Adhi menuturkan, dunia usaha makanan dan minuman justru terganggu saat pemerintah tidak kunjung menaikkan harga BBM. Akibatnya, usaha makanan dan minuman mengalami ketidakpastian karena saat BBM belum naik, namun (harga) bahan baku sudah naik.
“Padahal harga jual produk tetap,” tuturnya saat dihubungi Republika, Selasa (14/5) malam. Jika pemerintah menaikkan harga BBM, tuturnya, akan lebih menguntungkan karena pengusaha dapat melakukan perencanaan yang lebih baik.
Meski demikian, Adhi mengakui kenaikan harga BBM nantinya berdampak pada distribusi dan bahan baku.
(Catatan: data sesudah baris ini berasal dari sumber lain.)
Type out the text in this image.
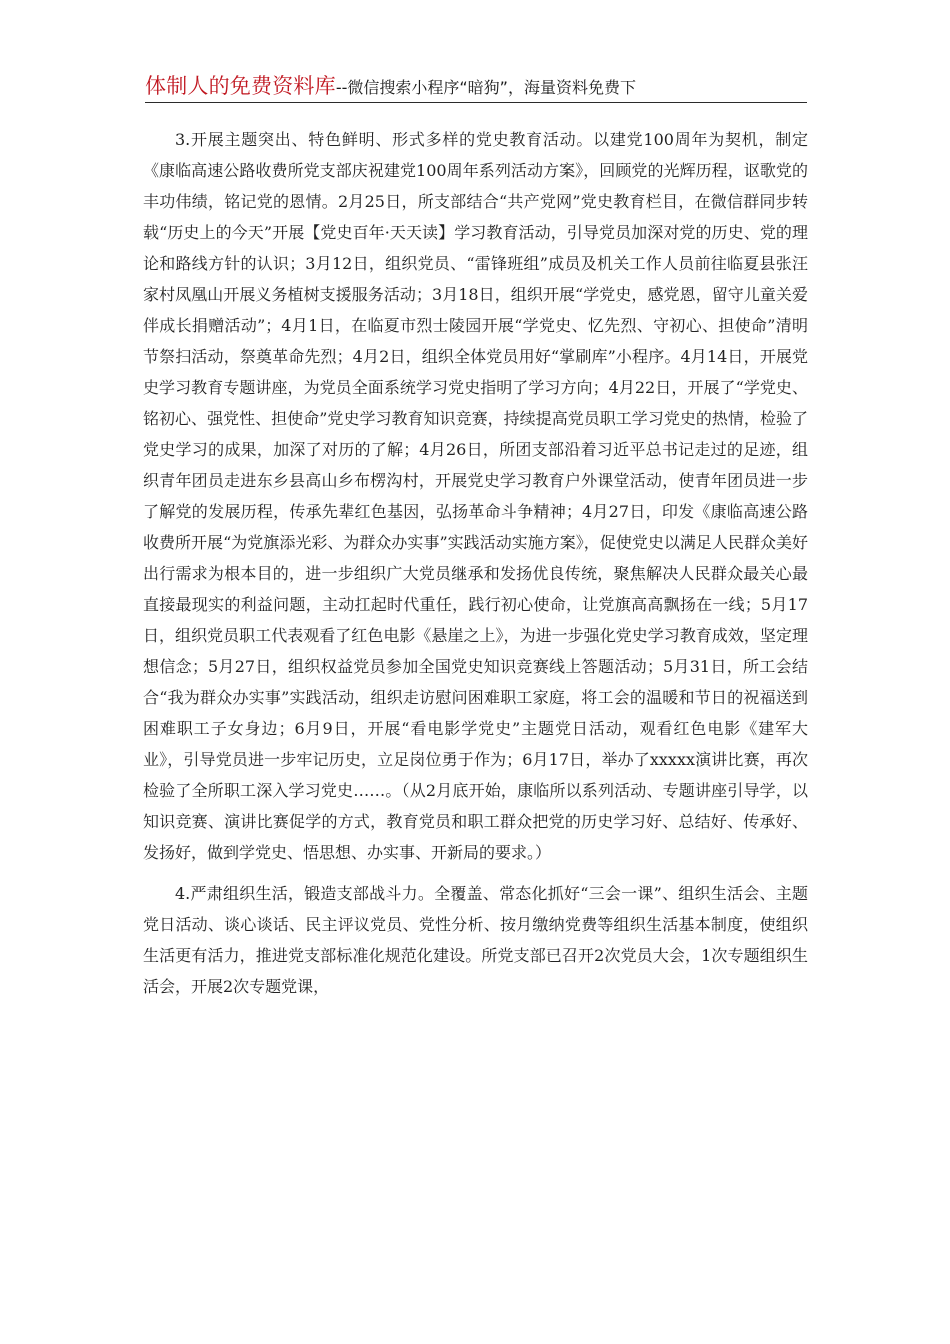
体制人的免费资料库--微信搜索小程序“暗狗”，海量资料免费下

3.开展主题突出、特色鲜明、形式多样的党史教育活动。以建党100周年为契机，制定《康临高速公路收费所党支部庆祝建党100周年系列活动方案》，回顾党的光辉历程，讴歌党的丰功伟绩，铭记党的恩情。2月25日，所支部结合“共产党网”党史教育栏目，在微信群同步转载“历史上的今天”开展【党史百年·天天读】学习教育活动，引导党员加深对党的历史、党的理论和路线方针的认识；3月12日，组织党员、“雷锋班组”成员及机关工作人员前往临夏县张汪家村凤凰山开展义务植树支援服务活动；3月18日，组织开展“学党史，感党恩，留守儿童关爱伴成长捐赠活动”；4月1日，在临夏市烈士陵园开展“学党史、忆先烈、守初心、担使命”清明节祭扫活动，祭奠革命先烈；4月2日，组织全体党员用好“掌刷库”小程序。4月14日，开展党史学习教育专题讲座，为党员全面系统学习党史指明了学习方向；4月22日，开展了“学党史、铭初心、强党性、担使命”党史学习教育知识竞赛，持续提高党员职工学习党史的热情，检验了党史学习的成果，加深了对历的了解；4月26日，所团支部沿着习近平总书记走过的足迹，组织青年团员走进东乡县高山乡布楞沟村，开展党史学习教育户外课堂活动，使青年团员进一步了解党的发展历程，传承先辈红色基因，弘扬革命斗争精神；4月27日，印发《康临高速公路收费所开展“为党旗添光彩、为群众办实事”实践活动实施方案》，促使党史以满足人民群众美好出行需求为根本目的，进一步组织广大党员继承和发扬优良传统，聚焦解决人民群众最关心最直接最现实的利益问题，主动扛起时代重任，践行初心使命，让党旗高高飘扬在一线；5月17日，组织党员职工代表观看了红色电影《悬崖之上》，为进一步强化党史学习教育成效，坚定理想信念；5月27日，组织权益党员参加全国党史知识竞赛线上答题活动；5月31日，所工会结合“我为群众办实事”实践活动，组织走访慰问困难职工家庭，将工会的温暖和节日的祝福送到困难职工子女身边；6月9日，开展“看电影学党史”主题党日活动，观看红色电影《建军大业》，引导党员进一步牢记历史，立足岗位勇于作为；6月17日，举办了xxxxx演讲比赛，再次检验了全所职工深入学习党史……。（从2月底开始，康临所以系列活动、专题讲座引导学，以知识竞赛、演讲比赛促学的方式，教育党员和职工群众把党的历史学习好、总结好、传承好、发扬好，做到学党史、悟思想、办实事、开新局的要求。）

4.严肃组织生活，锻造支部战斗力。全覆盖、常态化抓好“三会一课”、组织生活会、主题党日活动、谈心谈话、民主评议党员、党性分析、按月缴纳党费等组织生活基本制度，使组织生活更有活力，推进党支部标准化规范化建设。所党支部已召开2次党员大会，1次专题组织生活会，开展2次专题党课，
Dia menjelaskan, biaya distribusi menyumbang sekira 5 sampai 10 persen dari harga sebuah produk makanan dan minuman. “Dari biaya distribusi ini, BBM memiliki peran sebanyak 30 persen,” ucapnya.
Akibatnya pengurangan margin keuntungan harus diderita oleh industri makanan dan minuman. Meski demikian, tambahnya, pihaknya sementara ini belum memiliki rencana menaikkan harga produk karena kenaikan harga BBM dinilai tidak banyak dan tidak berdampak signifikan.
“Namun kami tidak mengurangi ukuran makanan atau minuman dalam produk itu karena untuk menjaga mutu, sudah terdaftar di Pengawas Obat dan Makanan (POM), dan terkait pencitraan produk kepada konsumen,” tuturnya.
Dia berharap, jika harga BBM dinaikkan, maka pemerintah memperlancar logistik, dan distribusi “Termasuk pelabuhan, antrian, pengurangan kemacetan, sampai infrastruktur yang lebih mulus. Itu sebagai kompensasi akibat kenaikan harga BBM,” katanya.